SCOPE employs a layered defense strategy integrated with Google's ADK. It features pre-LLM safety checks (ML/LLM contextual) to filter inputs before processing. A decision engine evaluates intent against compliance rules and permissions, outputting ALLOW, REJECT, REWRITE, or ESCALATE actions. For escalations, a human-in-the-loop review queue handles edge cases. This modular, multi-pillar approach (Safety, Compliance, Observability, Permissions, Escalation) ensures comprehensive governance.
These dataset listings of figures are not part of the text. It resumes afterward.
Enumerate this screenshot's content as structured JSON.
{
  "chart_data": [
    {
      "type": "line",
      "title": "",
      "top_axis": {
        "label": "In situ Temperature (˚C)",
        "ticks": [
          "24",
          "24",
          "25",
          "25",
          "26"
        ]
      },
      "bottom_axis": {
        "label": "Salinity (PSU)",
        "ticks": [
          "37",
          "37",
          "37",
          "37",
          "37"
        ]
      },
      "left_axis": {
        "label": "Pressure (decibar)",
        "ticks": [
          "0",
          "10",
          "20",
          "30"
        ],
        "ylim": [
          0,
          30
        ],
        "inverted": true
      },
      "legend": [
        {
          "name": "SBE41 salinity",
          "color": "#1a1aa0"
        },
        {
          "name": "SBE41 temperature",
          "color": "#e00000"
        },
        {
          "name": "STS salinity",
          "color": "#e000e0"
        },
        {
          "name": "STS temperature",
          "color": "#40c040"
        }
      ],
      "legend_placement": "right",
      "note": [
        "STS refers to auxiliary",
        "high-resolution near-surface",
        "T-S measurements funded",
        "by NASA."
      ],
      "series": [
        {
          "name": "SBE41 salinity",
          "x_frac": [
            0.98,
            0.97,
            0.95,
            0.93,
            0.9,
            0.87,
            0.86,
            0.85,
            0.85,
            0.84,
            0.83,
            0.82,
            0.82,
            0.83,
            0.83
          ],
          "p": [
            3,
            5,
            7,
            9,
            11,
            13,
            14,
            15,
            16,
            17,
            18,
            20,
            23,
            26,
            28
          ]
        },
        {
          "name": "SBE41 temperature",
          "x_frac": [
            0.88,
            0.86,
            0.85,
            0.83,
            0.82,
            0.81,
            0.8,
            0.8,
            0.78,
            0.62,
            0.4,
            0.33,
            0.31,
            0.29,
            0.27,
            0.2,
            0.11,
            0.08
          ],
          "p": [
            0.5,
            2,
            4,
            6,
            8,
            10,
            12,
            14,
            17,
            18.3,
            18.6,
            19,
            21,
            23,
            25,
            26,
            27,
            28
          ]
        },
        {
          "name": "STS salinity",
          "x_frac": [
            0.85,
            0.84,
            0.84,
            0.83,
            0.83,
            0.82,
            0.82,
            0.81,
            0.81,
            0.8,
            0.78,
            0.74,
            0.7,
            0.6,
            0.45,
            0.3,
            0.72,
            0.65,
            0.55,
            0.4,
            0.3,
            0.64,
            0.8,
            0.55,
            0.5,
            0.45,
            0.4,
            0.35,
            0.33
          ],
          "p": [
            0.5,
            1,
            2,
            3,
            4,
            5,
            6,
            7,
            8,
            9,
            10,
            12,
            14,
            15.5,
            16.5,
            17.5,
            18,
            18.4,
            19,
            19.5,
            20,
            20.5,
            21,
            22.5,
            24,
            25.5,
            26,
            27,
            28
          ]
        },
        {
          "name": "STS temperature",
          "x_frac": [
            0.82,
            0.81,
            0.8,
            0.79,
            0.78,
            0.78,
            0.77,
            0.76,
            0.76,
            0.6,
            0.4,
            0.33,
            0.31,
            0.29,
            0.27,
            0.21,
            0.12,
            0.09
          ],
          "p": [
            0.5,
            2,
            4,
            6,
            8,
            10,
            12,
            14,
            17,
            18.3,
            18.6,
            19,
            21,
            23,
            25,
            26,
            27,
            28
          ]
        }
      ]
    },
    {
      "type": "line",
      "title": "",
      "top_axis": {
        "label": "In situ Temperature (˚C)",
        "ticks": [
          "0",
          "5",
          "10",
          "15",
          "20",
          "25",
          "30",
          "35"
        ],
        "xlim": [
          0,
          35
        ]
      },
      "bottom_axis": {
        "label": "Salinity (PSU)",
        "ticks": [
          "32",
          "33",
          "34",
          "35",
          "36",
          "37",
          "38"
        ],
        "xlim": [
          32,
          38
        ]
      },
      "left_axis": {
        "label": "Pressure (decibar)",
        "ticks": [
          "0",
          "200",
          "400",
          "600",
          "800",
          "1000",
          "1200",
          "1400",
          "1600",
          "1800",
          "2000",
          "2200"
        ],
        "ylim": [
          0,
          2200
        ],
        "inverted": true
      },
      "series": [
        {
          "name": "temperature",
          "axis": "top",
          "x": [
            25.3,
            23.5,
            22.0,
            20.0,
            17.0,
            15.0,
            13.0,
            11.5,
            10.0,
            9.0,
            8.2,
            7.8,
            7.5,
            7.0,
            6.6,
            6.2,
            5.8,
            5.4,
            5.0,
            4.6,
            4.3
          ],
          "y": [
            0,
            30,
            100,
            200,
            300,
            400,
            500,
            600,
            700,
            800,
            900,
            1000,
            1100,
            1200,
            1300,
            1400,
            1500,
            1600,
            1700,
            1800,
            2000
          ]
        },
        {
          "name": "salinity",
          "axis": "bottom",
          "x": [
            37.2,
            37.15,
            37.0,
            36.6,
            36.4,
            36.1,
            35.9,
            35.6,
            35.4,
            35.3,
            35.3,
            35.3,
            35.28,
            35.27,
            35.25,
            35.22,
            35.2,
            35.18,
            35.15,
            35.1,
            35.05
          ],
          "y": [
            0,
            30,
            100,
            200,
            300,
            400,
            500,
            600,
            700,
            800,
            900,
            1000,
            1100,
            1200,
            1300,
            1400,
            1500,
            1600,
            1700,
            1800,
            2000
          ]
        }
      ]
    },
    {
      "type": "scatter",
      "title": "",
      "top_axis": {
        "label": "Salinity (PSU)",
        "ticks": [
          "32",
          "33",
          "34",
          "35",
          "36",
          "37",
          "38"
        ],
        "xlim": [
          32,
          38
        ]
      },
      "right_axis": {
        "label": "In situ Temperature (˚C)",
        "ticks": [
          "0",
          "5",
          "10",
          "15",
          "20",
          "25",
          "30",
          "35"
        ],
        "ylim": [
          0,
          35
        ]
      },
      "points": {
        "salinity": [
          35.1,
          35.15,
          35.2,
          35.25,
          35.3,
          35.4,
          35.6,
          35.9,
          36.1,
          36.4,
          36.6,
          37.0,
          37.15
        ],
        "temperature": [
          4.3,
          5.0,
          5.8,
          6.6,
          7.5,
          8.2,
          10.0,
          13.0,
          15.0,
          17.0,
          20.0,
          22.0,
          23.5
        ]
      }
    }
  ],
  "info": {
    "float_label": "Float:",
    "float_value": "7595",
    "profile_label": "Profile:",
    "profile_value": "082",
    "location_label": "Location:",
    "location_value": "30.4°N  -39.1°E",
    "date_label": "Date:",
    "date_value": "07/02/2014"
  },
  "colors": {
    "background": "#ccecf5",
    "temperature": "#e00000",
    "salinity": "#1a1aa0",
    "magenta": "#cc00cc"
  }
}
Quick Start & Requirements

• Installation: Requires Python 3.10-3.12 and uv. Google Cloud authentication and Vertex AI enablement are necessary.
• Setup: Install dependencies with uv sync. Configure Google Cloud and pillar settings via .env.
• Running: Launch Web UI with uv run adk web or CLI with uv run adk run scope.
• Prerequisites: Google Cloud account with Vertex AI.

Highlighted Details

• Pre-LLM Safety: Fast, multi-modal safety checks (~50ms) using ML models (text toxicity, image NSFW) and LLM analysis block unsafe inputs early.
• Compliance & Policy-as-Code: Enforces custom business rules and regulatory requirements (e.g., PCI-DSS, SOC2) via LLM interpretation of defined policies, with industry templates.
• IAM & Permissions: Role-based access control (USER, STAFF, ADMIN, SYSTEM) governs system access and tool usage.
• Audit Logging: Comprehensive, structured JSON logging captures every action, decision, tool call, and safety event for auditing and compliance.
• Escalation Protocols: A persistent SQLite queue routes low-confidence decisions or sensitive operations to human reviewers.

Maintenance & Community

The project is presented as a reference implementation inviting contributions, but specific details on active maintenance, community channels, or a public roadmap are not provided.

Licensing & Compatibility

• License: Apache-2.0.
• Compatibility: Permissive license allows for commercial use and integration into closed-source applications.

Limitations & Caveats

ML-based safety checks may be "disabled for now" in certain contexts, indicating potential configuration dependencies or ongoing development. Production deployments should migrate the default SQLite database to PostgreSQL/MySQL for scalability. Full functionality relies on integration with the Google Cloud ecosystem, particularly Vertex AI.